Мы выпили за то, чтоб всем нам еще раз встретиться.
Кривошеин и Самарин только что вернулись от жены Горлова, отнесли ей денег, сахару, мыла. Вернулись оглохшие от ее слез и крика, печальные, задумчивые.
Разговор не завязывался, и мы скоро разошлись.
Я уезжала рано утром, но Самарин ушел на полигон еще раньше. На подоконнике лежал его подарок — черешни, привязанные к палочке, и красный карандаш для Саши.
— После войны мы вас разыщем с Самариным, — шутил Абрамов, прощаясь со мной, — Приедем к вам под Москву, в гости…
— Приезжайте. У нас там хорошо. Сосны…
— Книг, наверное, много…
Я пожала плечами. Как знать, что там сохранилось, в моем доме?
— А дадут увольнительную, я попрощаться приеду, зайду в редакцию. Только вряд ли… — Он усмехнулся. — Пройдите мимо, передайте поклон моим окнам, Шевченковская, 32… — И, быстро пожав мне руку, ушел.
Саша хотел все везти в Москву к папе — поломанные игрушки, книжки, чужую кошку Феньку, арыки с водой и среднеазиатскую «млуну», которая, как огромный шар, висела по вечерам над нашим домом.
Он один в семье был беспечен и весел.
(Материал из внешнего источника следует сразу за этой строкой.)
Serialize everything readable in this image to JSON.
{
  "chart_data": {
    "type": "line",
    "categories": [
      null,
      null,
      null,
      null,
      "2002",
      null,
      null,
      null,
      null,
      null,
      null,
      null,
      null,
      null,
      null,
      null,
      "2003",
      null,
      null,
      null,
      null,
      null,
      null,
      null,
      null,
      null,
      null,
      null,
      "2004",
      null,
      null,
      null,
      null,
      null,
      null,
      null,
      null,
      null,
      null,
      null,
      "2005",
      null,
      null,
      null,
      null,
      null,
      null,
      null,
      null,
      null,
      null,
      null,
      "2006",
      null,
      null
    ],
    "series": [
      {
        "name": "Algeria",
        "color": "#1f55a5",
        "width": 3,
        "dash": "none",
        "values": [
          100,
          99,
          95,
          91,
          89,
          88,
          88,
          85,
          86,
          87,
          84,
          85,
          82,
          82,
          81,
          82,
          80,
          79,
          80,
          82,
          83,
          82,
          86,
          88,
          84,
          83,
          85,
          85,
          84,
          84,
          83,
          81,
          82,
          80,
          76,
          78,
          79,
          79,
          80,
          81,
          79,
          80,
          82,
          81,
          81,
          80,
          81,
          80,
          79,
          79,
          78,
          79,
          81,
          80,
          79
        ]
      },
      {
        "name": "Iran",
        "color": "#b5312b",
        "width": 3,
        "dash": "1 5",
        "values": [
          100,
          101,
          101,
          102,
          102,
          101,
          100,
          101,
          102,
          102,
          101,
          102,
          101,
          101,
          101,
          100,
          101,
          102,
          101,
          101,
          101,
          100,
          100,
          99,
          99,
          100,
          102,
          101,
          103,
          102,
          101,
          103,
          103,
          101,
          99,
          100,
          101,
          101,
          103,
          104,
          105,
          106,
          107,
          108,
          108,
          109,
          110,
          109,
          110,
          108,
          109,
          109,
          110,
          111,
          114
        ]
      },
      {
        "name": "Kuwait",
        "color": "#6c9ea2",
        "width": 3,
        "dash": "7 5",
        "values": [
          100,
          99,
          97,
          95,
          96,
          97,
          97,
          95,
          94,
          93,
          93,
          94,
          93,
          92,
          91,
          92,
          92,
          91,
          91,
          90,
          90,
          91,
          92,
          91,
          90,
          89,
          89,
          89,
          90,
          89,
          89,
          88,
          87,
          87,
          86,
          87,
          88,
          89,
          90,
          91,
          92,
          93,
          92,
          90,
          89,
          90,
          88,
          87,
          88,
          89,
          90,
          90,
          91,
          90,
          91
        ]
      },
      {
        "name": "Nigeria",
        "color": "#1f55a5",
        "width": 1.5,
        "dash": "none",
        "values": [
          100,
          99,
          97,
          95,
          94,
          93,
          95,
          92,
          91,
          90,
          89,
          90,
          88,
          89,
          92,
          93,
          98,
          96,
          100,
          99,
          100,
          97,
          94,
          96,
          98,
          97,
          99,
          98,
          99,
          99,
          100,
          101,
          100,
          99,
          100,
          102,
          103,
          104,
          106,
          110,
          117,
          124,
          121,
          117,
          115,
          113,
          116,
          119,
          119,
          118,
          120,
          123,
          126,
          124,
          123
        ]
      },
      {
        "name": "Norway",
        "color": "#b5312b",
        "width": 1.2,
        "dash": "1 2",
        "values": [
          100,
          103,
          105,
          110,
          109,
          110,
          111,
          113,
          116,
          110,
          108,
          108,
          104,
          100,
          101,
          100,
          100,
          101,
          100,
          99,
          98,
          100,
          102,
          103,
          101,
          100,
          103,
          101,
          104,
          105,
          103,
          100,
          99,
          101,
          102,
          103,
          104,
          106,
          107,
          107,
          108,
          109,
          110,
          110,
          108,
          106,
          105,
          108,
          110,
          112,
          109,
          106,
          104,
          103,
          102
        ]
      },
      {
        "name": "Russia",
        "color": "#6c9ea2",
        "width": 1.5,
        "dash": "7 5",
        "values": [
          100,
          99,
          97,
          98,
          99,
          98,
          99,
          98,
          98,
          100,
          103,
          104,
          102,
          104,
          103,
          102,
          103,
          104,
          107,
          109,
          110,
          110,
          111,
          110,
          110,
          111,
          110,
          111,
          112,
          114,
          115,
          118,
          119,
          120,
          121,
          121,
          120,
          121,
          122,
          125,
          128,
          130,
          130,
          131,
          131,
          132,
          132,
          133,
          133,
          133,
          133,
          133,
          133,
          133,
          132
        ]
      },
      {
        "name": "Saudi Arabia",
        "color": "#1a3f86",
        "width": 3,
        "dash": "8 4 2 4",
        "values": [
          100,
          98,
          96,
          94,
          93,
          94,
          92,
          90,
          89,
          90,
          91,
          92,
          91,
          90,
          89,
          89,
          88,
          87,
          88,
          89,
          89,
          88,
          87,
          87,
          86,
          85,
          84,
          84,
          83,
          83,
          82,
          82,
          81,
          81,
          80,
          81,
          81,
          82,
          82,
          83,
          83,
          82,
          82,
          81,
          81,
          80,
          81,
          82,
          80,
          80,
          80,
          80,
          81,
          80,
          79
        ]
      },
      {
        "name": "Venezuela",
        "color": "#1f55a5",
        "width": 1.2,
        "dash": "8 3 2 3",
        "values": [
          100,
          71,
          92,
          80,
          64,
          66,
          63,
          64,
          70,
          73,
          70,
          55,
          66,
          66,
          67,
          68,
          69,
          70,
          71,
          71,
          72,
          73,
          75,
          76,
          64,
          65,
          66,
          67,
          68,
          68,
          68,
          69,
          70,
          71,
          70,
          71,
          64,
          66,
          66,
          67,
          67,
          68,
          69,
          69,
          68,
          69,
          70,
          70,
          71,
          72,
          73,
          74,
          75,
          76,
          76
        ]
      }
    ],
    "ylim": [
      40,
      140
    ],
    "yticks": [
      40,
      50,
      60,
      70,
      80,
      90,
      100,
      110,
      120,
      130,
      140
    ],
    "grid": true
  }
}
Взрослые с ног сбивались в предотъездной суете.
Из редакции меня пока не отпускали, я продолжала работать.
И, как всегда в последние дни, все казалось теперь хорошим, даже лучше, чем было на самом деле, и как-то жалко было оставлять красивый город, где по главной улице иногда проходили среди автомобилей караваны строптивых и гордых верблюдов, звеневших колокольчиками, где напротив военной академии маленькие узбечки с бесчисленными тоненькими косичками продавали горные цветы и юные офицеры, выбегая в перерыве между занятиями, покупали букетики для своих девушек, приходивших к ним на свидания. Я привязалась к редакции — к журналистам, корректорам, машинисткам, к продавцу Мише из нашего закрытого магазина. Наш замкнутый редактор незадолго перед тем усыновил мальчика из детского дома. Майор, воевавший под Москвой, отыскал и выписал семью и даже достал для старшей дочери по какому-то особому ордеру красные туфли. Приехал в отпуск парень из дивизионной газеты — возмужавший, с гвардейскими усиками — и рассказал, как погиб, выходя из окружения, прекрасный человек Костя Седов, подаривший мне перед отъездом на фронт «Гамлета» на английском языке. Ослабела и заболела наша старенькая машинистка; я ходила к ней прощаться куда-то на окраину, и она долго смотрела на меня добрыми, полными слез глазами.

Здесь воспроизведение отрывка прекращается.